First, you smack yourself with the branches provided, to clean yourself. Then, you mix hot and cold water and douse yourself. Wash with soap if you so desire. Rinse. Dry yourself by smacking yourself with the branches again. Towel off. If you want, you can pour a little bit of the hot water over the coals in the far back right corner (standing in the door) to produce steam. if you’re not careful, you’ll create too much steam and can burn yourself (i did this the first time i did a chu’j… i dumped two small buckets, about 1/2 liter each, on the coals and nearly suffocated!) if you dump cold water on the coals, the fire goes out. the hot water is very hot, and needs to be mixed with a bit of the cold water provided in order that you don’t burn yourself! the chu’j isn’t big enough to stand up in… to get in, you crouch through the doorway (careful that your towel doesn’t fall off!) and then sit on a bench along the left side of the structure (about 3.5 feet tall, total).

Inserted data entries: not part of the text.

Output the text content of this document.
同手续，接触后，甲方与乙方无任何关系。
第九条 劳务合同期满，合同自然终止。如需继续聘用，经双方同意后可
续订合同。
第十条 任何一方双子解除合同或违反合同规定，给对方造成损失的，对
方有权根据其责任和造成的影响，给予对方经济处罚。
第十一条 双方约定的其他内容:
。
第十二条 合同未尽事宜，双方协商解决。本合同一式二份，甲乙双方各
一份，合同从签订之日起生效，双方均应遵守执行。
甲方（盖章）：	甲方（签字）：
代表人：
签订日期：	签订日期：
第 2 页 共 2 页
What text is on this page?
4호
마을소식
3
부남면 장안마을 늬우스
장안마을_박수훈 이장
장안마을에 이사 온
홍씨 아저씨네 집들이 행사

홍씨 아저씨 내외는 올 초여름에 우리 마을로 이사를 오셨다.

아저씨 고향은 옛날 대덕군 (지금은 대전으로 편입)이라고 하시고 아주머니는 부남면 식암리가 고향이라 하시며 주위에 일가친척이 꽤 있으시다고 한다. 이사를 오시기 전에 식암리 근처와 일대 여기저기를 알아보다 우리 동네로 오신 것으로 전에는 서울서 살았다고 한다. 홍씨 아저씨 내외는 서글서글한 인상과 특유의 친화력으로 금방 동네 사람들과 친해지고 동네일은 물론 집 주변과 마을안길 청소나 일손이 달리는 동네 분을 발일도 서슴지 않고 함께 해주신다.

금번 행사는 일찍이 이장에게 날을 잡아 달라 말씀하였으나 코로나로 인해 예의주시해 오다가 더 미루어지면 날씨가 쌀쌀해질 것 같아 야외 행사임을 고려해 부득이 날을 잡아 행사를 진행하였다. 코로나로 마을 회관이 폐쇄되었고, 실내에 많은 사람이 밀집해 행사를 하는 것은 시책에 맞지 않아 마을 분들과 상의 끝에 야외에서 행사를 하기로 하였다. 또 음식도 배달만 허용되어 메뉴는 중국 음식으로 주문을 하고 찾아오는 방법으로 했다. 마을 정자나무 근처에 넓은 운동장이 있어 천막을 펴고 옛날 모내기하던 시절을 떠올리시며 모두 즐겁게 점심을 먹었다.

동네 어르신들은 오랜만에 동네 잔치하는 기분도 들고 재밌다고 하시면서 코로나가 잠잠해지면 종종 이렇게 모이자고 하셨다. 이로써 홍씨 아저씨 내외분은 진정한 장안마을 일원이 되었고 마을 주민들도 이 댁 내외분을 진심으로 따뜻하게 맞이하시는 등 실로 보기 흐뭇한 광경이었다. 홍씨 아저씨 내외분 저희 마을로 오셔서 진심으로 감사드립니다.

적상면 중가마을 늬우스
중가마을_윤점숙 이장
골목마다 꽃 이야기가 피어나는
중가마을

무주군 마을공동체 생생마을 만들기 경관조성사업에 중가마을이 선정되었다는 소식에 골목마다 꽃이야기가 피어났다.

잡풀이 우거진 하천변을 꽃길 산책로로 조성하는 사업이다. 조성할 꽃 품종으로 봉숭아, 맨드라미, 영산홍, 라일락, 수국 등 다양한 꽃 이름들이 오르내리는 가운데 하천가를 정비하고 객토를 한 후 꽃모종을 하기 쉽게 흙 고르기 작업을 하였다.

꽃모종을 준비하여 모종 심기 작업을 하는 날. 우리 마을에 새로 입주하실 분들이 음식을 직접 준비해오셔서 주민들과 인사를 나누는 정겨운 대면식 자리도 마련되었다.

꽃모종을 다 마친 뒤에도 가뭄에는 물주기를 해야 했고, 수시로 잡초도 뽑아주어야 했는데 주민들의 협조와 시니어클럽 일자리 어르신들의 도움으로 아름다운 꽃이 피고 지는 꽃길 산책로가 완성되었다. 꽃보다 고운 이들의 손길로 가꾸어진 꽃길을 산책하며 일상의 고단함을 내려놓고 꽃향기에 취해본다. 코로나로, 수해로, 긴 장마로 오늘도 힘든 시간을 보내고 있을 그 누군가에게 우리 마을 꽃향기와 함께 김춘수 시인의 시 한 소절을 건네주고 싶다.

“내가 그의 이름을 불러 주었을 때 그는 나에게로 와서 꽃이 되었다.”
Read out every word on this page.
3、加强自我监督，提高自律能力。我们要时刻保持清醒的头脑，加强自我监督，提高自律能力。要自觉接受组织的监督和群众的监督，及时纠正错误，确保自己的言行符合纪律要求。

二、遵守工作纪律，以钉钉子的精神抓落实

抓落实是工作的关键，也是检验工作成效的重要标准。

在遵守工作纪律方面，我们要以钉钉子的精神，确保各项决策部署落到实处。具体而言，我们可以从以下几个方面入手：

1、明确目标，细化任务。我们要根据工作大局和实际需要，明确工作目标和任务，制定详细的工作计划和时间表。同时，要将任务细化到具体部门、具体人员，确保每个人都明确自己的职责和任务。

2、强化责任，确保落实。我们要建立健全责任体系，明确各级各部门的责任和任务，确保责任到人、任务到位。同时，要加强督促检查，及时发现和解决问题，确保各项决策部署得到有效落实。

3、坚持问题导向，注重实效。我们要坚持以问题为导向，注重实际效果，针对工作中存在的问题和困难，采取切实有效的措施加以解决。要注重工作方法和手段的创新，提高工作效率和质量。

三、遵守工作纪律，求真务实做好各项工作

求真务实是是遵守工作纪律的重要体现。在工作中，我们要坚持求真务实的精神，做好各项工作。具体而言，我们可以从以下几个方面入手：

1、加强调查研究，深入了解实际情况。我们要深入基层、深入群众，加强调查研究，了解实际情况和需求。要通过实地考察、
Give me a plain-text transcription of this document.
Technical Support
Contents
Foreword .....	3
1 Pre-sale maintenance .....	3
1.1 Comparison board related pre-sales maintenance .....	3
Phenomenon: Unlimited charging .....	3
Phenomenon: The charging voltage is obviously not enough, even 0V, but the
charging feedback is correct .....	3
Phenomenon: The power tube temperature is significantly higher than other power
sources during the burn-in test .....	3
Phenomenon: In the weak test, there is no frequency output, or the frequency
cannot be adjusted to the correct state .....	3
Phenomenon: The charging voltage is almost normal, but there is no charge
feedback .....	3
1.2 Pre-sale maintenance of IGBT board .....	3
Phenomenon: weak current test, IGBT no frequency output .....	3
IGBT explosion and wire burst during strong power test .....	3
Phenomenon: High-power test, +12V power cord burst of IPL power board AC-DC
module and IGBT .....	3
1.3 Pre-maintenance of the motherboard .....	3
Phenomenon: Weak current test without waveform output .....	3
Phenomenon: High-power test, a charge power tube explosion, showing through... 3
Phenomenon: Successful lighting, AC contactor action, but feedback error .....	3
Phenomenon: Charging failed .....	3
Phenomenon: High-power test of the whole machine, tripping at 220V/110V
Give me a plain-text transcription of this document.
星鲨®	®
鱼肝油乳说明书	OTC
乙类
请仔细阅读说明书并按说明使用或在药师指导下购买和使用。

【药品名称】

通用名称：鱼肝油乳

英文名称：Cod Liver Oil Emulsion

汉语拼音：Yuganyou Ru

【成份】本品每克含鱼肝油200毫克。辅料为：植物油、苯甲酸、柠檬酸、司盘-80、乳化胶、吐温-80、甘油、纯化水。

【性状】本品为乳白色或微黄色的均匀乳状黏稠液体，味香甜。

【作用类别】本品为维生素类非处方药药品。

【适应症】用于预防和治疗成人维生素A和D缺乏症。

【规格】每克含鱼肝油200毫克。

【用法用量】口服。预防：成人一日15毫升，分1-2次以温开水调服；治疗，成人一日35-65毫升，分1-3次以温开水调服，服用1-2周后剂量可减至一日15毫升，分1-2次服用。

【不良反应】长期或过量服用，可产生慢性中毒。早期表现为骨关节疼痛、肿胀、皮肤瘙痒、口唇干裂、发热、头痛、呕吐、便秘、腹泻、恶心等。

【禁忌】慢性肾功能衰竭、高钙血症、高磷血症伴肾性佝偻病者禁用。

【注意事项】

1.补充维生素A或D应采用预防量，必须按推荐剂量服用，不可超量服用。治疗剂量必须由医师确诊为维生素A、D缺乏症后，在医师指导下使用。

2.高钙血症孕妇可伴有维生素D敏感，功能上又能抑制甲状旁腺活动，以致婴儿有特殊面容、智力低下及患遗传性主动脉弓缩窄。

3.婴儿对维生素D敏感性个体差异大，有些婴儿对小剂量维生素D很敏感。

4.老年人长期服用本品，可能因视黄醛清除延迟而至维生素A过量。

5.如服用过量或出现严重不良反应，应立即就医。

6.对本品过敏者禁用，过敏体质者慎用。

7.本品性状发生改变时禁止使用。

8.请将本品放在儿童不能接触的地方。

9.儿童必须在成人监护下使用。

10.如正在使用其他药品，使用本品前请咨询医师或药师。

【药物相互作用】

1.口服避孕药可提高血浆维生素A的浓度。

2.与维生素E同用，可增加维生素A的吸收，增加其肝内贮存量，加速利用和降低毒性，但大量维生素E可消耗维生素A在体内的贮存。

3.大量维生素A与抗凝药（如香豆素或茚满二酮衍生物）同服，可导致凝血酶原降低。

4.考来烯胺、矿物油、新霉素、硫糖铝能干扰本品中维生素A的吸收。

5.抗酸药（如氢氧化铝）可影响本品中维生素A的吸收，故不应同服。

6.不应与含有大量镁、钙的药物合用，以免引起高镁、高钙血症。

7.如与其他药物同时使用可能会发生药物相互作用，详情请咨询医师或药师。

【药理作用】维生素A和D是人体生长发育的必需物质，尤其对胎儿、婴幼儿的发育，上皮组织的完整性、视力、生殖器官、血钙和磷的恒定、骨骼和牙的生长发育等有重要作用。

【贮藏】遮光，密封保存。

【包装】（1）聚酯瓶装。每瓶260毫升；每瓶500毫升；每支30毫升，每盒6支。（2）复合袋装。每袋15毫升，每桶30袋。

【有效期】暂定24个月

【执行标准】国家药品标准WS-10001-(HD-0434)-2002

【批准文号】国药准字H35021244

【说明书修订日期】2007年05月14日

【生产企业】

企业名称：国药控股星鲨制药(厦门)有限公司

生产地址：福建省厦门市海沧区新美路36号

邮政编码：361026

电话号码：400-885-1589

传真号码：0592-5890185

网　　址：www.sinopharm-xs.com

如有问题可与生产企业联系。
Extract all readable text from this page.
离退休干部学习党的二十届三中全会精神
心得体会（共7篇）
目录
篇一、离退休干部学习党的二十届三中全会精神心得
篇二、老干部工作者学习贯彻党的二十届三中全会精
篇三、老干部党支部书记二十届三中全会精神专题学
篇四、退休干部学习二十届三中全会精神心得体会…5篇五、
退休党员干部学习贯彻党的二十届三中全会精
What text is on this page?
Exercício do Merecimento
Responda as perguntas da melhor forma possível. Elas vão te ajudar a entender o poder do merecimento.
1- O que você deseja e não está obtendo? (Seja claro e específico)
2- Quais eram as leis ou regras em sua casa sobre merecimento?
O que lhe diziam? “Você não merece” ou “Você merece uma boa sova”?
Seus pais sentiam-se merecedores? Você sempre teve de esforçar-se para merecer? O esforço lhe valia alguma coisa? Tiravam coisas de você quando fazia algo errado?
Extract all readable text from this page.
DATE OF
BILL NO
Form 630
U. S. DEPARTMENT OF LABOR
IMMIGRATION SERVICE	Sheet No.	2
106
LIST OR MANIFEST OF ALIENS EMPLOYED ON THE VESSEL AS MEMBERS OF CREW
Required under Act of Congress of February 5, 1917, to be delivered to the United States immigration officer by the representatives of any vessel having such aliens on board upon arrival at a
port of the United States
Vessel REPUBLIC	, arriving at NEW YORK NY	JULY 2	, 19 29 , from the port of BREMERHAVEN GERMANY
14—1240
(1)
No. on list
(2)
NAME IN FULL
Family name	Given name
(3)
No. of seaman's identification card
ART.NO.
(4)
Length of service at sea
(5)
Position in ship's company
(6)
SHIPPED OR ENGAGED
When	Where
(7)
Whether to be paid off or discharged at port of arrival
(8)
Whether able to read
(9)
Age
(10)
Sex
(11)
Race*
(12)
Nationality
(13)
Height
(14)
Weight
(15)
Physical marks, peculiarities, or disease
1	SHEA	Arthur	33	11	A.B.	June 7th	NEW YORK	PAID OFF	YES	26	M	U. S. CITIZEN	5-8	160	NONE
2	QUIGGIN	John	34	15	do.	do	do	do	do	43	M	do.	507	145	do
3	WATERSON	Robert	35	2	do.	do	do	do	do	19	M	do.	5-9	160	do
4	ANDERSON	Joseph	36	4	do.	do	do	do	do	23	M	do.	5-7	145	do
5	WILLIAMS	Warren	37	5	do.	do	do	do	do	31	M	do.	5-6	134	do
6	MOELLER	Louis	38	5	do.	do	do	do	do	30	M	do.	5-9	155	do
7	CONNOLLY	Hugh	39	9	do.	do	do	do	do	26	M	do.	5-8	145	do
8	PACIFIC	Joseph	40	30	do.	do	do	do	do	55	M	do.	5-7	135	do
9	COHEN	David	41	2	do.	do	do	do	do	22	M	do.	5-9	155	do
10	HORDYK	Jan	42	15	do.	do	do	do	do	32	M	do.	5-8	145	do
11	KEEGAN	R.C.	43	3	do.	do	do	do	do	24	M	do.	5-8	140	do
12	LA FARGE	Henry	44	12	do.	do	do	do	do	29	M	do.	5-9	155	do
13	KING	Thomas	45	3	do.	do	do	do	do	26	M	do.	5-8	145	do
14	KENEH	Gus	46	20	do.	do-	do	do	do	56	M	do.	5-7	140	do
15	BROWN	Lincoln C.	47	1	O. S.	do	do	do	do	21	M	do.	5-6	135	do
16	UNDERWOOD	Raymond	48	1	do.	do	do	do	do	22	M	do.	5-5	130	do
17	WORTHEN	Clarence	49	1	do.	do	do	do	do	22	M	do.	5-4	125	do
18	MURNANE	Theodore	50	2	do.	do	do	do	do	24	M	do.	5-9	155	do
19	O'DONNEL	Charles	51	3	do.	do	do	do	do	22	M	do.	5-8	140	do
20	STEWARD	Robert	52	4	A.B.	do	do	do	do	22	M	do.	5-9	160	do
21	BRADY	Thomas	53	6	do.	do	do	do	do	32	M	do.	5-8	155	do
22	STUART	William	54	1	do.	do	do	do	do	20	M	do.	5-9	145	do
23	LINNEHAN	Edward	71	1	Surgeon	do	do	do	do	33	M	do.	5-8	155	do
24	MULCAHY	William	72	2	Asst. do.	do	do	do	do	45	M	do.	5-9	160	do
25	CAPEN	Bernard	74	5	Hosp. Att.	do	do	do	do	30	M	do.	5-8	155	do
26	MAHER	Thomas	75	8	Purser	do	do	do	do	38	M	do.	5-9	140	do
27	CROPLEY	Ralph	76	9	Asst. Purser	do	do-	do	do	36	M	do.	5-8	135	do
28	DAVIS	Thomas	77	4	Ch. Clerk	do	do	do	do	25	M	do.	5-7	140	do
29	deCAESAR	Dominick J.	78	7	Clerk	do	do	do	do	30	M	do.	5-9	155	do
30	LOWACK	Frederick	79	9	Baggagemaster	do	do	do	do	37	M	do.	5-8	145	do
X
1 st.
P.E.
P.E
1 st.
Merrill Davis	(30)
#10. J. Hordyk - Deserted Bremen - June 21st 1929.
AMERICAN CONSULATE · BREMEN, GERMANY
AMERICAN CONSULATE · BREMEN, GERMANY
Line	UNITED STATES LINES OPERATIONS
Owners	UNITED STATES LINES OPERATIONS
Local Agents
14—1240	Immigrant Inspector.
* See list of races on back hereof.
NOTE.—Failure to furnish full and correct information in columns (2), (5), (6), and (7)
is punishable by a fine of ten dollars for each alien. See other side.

Traditionally, chu’j is done twice a week, the night before market day. our neighbors upstairs also prepare one when they are ill.

dark by the time we do chu’j… afterwards, all climb into bed! candles on a small altar in the center of the room, against the back wall. towel with print of the last supper up on the wall, figurine of the virgin mary next to a stuffed rabbit next to a candle.

miserable sleep!!!! woke up feeling like things were crawling on my scalp… COLD!!!!!! strangely refreshed at 8 am, though. was hoping to get up earlier, but oh well.

breakfast was (and it might sound strange) chicken noodle soup and tortillas… SO good! and sweet boiled coffee.

relaxed for a bit, went for another paseo without isabella to the same place as before.

came back to catch a car back into SMI… ate a bowl (BIG bowl) of chilicayote squash first, sweetened.

one pickup was leaving at 12:30 (which is really 1:30…) we all crammed in to the back bed of a pickup, with a rack on the top to hang on to. bumpy ride! Brian + a couple of kids hung off the back.

it took about an hour to drive back along very windy, bumpy roads… two guys (older, forty or so) started talking to Jess and me. they asked what we were doing in San Mateo, and then said “oh, so you speak a little spanish, then?” then they asked if Chat and Brian were our husbands. Umm, no. Did we plan to get married soon? Ummm, no. Did we want to marry someone from San Mateo? Uhh, maybe? How do you answer that question without being offensive?!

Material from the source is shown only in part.